This has been posted in FR before, but this is for those who may have missed it.
One day in the future, Bill Clinton has a heart attack and dies. He immediately goes to hell, where the devil is waiting for him. "I don't know what to do here," says the devil. "You are on my list, but I have no room for you. You definitely have to stay here, so I'll tell you what I'm going to do. I've got a couple folks here who weren't quite as bad as you. I'll let one of them go, but you have to take their place. I'll even let you decide who leaves."
Clinton thought that sounded pretty good, so the devil opened the first room. In it was Ted Kennedy and a large pool of water. He kept diving in and surfacing empty handed. Over and over and over. Such was his fate in hell. "No," Bill said. "I don't think so. I'm not a good swimmer and I don't think I could do that all day long."
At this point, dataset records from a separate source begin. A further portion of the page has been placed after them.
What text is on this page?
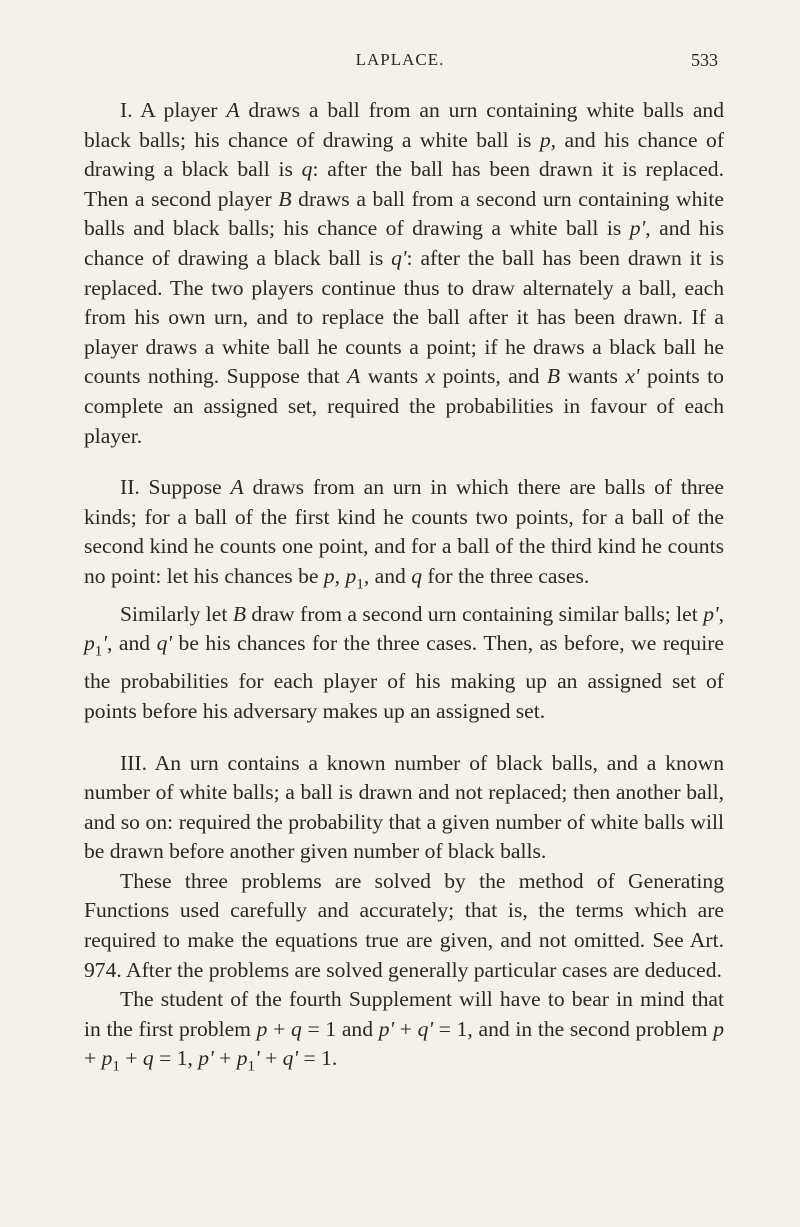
LAPLACE.	533

I. A player A draws a ball from an urn containing white balls and black balls; his chance of drawing a white ball is p, and his chance of drawing a black ball is q: after the ball has been drawn it is replaced. Then a second player B draws a ball from a second urn containing white balls and black balls; his chance of drawing a white ball is p', and his chance of drawing a black ball is q': after the ball has been drawn it is replaced. The two players continue thus to draw alternately a ball, each from his own urn, and to replace the ball after it has been drawn. If a player draws a white ball he counts a point; if he draws a black ball he counts nothing. Suppose that A wants x points, and B wants x' points to complete an assigned set, required the probabilities in favour of each player.

II. Suppose A draws from an urn in which there are balls of three kinds; for a ball of the first kind he counts two points, for a ball of the second kind he counts one point, and for a ball of the third kind he counts no point: let his chances be p, $p_1$, and q for the three cases.

Similarly let B draw from a second urn containing similar balls; let p', $p_1'$, and q' be his chances for the three cases. Then, as before, we require the probabilities for each player of his making up an assigned set of points before his adversary makes up an assigned set.

III. An urn contains a known number of black balls, and a known number of white balls; a ball is drawn and not replaced; then another ball, and so on: required the probability that a given number of white balls will be drawn before another given number of black balls.

These three problems are solved by the method of Generating Functions used carefully and accurately; that is, the terms which are required to make the equations true are given, and not omitted. See Art. 974. After the problems are solved generally particular cases are deduced.

The student of the fourth Supplement will have to bear in mind that in the first problem p + q = 1 and p' + q' = 1, and in the second problem $p + p_1 + q = 1$, $p' + p_1' + q' = 1$.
The devil led him to the next room. In it was Newt Gingrich with a sledge hammer and a room full of rocks. All he did was swing that hammer, time after time after time. "No, I've got this problem with my shoulder. I would be in constant agony if all I could do was break rocks all day,"commented Bill.
The devil opened a third door. In it, Clinton saw Jesse Jackson, lying on the floor with his arms staked over his head, and his legs staked in a spread eagle pose. Bent over him was Monica Lewinsky, doing what she does best. Clinton took this in disbelief and finally said, "Yea, I can handle this."
The devil smiled and said "OK, Monica, you're free to go."
A female police officer pulled over a drunk driver.
She said, "You are under arrest. Anything you say can and will be held against you."
The drunk replied, "T!ts."
A couple of guys are out in the woods hunting when one of them suddenly grabs his chest and falls to the ground. He doesn't seem to be breathing; his eyes are rolled back in his head. The other guy whips out his cell phone and calls 911. He gasps to the operator, "I think Bubba is dead! What should I do?" The operator, in a calm soothing voice says, "Just take it easy and follow my instructions. First, let's make sure he's dead." There is a silence, and then a shot is heard.
The guy's voice comes back on the line, "Okay, now what?"